Assessment of Cognitive Load and Emotion using Ocular Features and Facial Microexpressions

This project aims to assess the validity of using eye motion features as indicators of cognitive load and emotional state. Ocular features such as saccades and fixations, subjective questionnaires and task performance measures has been used to assess the mental workload while the user performs the designed tasks. Simultaneous acquisition of physiological signal is performed, which is currently the high-speed image sequence of user’s face as input. Facial micro-expression intensity has been estimated using ResNet-18 based model trained with Knowledge-Distillation from Masked Auto-Encoder, along with ocular features while the users were shown emotional stimuli.

The scheme has been validated with psychological tests such as visual response test (VRT) which induces mental fatigue and N-back test which induces memory load. Correlation between the physiological signal (eye movement and blink) and the psychological test response has been observed with the change in mental workload. Moreover, user emotional state has been observed to have correlation with eye motion behaviour and has been validated with the detection of activation of corresponding facial action units based on Facial Action Coding System (FACS).

	Module	Contents
1	Eye Tracking	Eye detection, blink detection, eye motion features classification, screen gaze, emotion classification
2	Visual Response Test	Psychometric test game made using PyGame
3	Facial Expression Estimation	Deep learning model for facial Action Unit intensity estimation

Brief Steps

Developed face and facial landmark detection pipeline for video, and performed pupil localization by radial inspection of gradients. Developed CUDA algorithms using Numba to accelerate execution speed by 300 times.
Alternatively, used Mediapipe Face Landmark model to detect and track eye iris, eye corners and eyelid coordinates.
Performed blink detection, and iris location correction using Cubic Spline interpolation.
Screen gaze and heatmap estimation using Polynomial Regression. Classified eye motion into saccades and fixations using iris velocity and dispersion based thresholds.
Designed psychometric game(s): Visual Response Test and N-Back Test, which can induce different levels of mental workload.
Built deep learning model using ResNet-18 by pre-training with large facial expression datasets (AffectNet and EmotioNet) and further fine tuned with action unit intensity labels (DISFA dataset) along with simultaneous Knowledge-Distillation from a larger ViT (Vision-Transformer) based Masked Auto-Encoder model to estimate facial micro-expressions.

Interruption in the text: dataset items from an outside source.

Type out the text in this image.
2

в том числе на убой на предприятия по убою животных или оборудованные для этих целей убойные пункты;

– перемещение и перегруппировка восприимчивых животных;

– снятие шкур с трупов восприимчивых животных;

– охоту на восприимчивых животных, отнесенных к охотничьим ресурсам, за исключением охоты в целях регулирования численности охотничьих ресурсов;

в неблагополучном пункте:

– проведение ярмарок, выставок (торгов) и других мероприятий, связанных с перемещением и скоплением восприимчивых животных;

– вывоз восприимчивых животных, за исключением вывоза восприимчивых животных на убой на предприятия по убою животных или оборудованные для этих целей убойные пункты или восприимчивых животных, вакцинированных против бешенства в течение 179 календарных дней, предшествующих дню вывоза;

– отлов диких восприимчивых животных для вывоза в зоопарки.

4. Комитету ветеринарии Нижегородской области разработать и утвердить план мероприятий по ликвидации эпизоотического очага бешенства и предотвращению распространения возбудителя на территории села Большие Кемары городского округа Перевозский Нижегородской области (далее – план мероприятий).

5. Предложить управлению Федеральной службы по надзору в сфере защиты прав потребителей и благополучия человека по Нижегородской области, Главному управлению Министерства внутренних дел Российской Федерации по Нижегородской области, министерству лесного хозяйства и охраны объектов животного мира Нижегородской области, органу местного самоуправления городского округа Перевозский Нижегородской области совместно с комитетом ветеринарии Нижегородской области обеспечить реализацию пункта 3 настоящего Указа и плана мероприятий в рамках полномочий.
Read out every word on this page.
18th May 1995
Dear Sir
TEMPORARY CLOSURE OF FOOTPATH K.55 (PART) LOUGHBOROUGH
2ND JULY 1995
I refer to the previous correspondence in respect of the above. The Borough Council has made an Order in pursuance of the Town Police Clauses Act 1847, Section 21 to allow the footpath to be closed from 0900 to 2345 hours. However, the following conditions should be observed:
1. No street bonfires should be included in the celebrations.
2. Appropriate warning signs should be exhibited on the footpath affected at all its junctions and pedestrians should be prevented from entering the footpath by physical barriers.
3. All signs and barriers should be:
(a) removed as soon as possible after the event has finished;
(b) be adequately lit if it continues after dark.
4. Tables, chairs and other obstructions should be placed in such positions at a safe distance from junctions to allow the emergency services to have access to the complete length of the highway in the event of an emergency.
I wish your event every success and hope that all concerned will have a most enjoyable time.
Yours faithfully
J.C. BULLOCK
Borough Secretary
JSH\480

Eye Detection and Tracking

Cognitive Load Assessment Methodology

Emotion Assessment Methodology

The objective is to estimate facial emotion from expression using facial Action Units (AUs) intensity and FACS (Facial Action Coding System) in real-time.
To accomplish this, used a large-scale pre-trained network (Masked Auto-encoder) and performed feature-wise knowledge distillation with task-specific fine-tuning on a lightweight model (ResNet-18) to get facial Action Unit intensity in real-time.
Designed visual emotion stimuli to induce different emotions and simultaneously acquire eye coordinates and face video to estimate eye-motion features and facial micro-expression corresponding to the shown emotion stimulus.

Method

The training method has been adapted from Chang et. al.
A ViT (Vision-Transformer) based Masked Auto-encoder (MAE) is used which was pre-trained in self-supervised manner (masked input image reconstruction task) with EmotioNet dataset, to eliminate the limitation of lacking labeled training data. Subsequently, only the encoder part is extracted and attached to a linear classification layer, and further pre-trained on AffectNet and FFHQ dataset which are large facial expression datasets before finally fine-tuning on the DISFA dataset for facial Action Unit intensity estimation.
Now, since the MAE is a large model, to perform faster and real-time estimation, employed feature-wise knowledge distillation to transfer the teacher model's (MAE) knowledge to a lightweight student model (ResNet-18).
The ResNet-18 model with linear classification layer attached, is first pre-trained on the same AffectNet and FFHQ datasets and then fine-tuned with simultaneous knowledge distillation from teacher model on DISFA dataset for facial Action-Unit intensity estimation.
Using the facial Action Unit intensity values, their activation is assessed and based on FACS (Facial Action Coding System) which defines a relation between the action units and emotion, the overall facial emotion is estimated.

Losses

Feature Matching Loss: A MSE loss between hidden feature layers of the teacher model and the student model.
$\mathcal{L}_{FM} = \left\|f_{T} - \textbf{I}(f_{S})\right\| ^{2}$
KL Divergence Loss: between teacher model's output for (i) the input face image and (ii) the student model's hidden feature layer input to the teacher linear classifiation layer.
$\mathcal{L}_{KLD} = -\widehat{y}_{T} ~ \text{log} (\frac{\widehat{y}_{T}}{\widehat{y}_{S}})$
Task Loss: The training MSE loss for the student network.
$\mathcal{L}_{Task} = \left\|\widehat{y} - y\right\| ^{2}$

Overall Loss: $\mathcal{L} = \mathcal{L}_{FM} + \alpha\mathcal{L}_{Task} + \beta\mathcal{L}_{KLD}$

Performance on DISFA datast for facial Action Unit intensity estimation task:

Method	PCC	MAE	MSE	Remarks
ResNet-18	0.518	0.278	0.352	-
ResNet-18 + Pre-Train	0.614	0.236	0.260	-
ResNet-18 + FM Distill	0.628	0.231	0.260	Better performance and faster
MAE + Pre-Train	0.674	0.202	0.270	Best performance, but heavy and slowest

Datasets

Dataset	Type	Size	Features
EmotioNet	Image	9,75,000	8 Emotions
AffectNet	Image	4,50,000	16 Overall Emotions, 6 Basic Emotions
DISFA	Video	27	12 Action Units

Contributions

Saurabh Chatterjee
MTech, Signal Processing and Machine Learning
Indian Institute of Technology (IIT) Kharagpur

References

D. Chang, Y. Yin, Z. Li, M. Tran and M. Soleymani, "LibreFace: An Open-Source Toolkit for Deep Facial Expression Analysis," in 2024 IEEE/CVF Winter Conference on Applications of Computer Vision (WACV), Waikoloa, HI, USA, 2024 pp. 8190-8200. doi: 10.1109/WACV57701.2024.00802.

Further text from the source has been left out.